Originally Posted by Mr. Bean
Im not convinced of it yet, but I was aware that they did hit an Al-Jazeera station previously as Glen mentioned. It would be easy to do a hit and call it an "accident" or "friendly fire".
No. The difference is exactly that there'd be no way of calling this a mistake if they did a hit on al-Jazeera in Dubai.
"Ups - one of our plains dropped a bomb while flying over friendly territory, and it just happened to hit al-Jazeera, who we've already bombed twice in other countries. Third mistake, sorry. Our bad".
Doesn't work. It would be seriously damaging in the region and I promise you that journalists from even normally friendly sources would be straining against their leashes.
AMO: I must admit I do not have any problems believing first of all that Bush could have uttered this as an intention. I don't have any problems believing that a military agency would draft a 'scenario' for hitting al-Jazeera even if it's in Dubai. After all - there's been lots of examples of less imaginable actions being 'considered' at scenario level.
What I do have major problems believing is that the diplomats and bureaucrats in Washington/Pentagon would not shoot such an idea down before it could ever be carried out.
As such I think this is 'just' very bad publicity for Bush, who could be stood up as raging moron (again
) if the memo get's published in full.
What is indicative of the memo's veracity is the almost unprecedented action on behalf of Downing Street (at least in recent history) to issue a threat to prosecute the printing of the memo itself, as it would constitute a breach of the laws on publishing classified documents. This is novel, considering that even very damaging/delicate papers have previously been allowed to go into print.

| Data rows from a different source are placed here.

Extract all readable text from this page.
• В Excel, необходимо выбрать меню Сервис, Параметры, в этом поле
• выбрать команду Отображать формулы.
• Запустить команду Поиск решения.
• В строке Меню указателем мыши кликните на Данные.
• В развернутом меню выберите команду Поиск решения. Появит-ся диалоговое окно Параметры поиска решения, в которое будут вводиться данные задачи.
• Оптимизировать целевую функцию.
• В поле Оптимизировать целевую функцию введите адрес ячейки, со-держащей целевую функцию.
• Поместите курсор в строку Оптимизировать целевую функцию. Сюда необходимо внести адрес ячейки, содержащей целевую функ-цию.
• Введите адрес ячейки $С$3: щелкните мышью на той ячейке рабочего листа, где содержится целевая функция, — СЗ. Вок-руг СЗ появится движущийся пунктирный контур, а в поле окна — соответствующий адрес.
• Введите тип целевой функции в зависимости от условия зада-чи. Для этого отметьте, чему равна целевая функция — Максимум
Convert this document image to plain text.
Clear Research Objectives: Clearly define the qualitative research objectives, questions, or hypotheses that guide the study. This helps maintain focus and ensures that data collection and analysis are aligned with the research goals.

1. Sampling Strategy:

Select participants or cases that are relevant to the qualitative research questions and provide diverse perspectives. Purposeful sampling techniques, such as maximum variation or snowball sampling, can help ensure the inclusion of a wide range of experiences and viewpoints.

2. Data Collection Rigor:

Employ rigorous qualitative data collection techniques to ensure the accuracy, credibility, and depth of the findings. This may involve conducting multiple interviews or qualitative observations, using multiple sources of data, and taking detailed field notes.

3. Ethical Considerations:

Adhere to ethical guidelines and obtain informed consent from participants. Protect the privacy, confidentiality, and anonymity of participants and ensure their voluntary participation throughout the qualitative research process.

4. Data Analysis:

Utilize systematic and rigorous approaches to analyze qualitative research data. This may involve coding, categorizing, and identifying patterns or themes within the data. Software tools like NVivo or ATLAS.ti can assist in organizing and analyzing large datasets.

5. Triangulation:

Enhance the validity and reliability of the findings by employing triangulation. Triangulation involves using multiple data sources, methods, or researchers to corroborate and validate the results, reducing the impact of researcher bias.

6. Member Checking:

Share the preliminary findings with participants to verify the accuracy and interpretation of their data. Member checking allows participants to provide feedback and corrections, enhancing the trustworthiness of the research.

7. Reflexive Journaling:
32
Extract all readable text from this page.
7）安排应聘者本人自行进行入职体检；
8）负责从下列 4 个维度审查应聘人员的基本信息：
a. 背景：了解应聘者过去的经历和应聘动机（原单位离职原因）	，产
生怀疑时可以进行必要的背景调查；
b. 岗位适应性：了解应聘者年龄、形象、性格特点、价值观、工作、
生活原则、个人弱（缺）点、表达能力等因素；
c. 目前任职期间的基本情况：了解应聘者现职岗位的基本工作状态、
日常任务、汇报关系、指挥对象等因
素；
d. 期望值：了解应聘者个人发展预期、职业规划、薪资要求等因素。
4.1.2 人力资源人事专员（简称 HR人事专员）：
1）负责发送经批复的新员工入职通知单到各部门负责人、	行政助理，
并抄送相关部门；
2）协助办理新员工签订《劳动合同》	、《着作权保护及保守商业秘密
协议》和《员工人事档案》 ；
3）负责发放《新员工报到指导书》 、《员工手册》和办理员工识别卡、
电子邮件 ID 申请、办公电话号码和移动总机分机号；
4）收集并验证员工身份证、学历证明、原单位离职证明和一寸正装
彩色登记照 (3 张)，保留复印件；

Futhermore it substantiates that you can find wordings like The Mirrors article printed yesterday in the actual memo, because nr. 10 issuing such a threat to editors is VERY bad press to begin with because of the freedom to speculate it offers/the thought it provokes that 'they have something to hide', and there'd be no reason to break with tradition if the alternative of the memo getting public wasn't considered worse.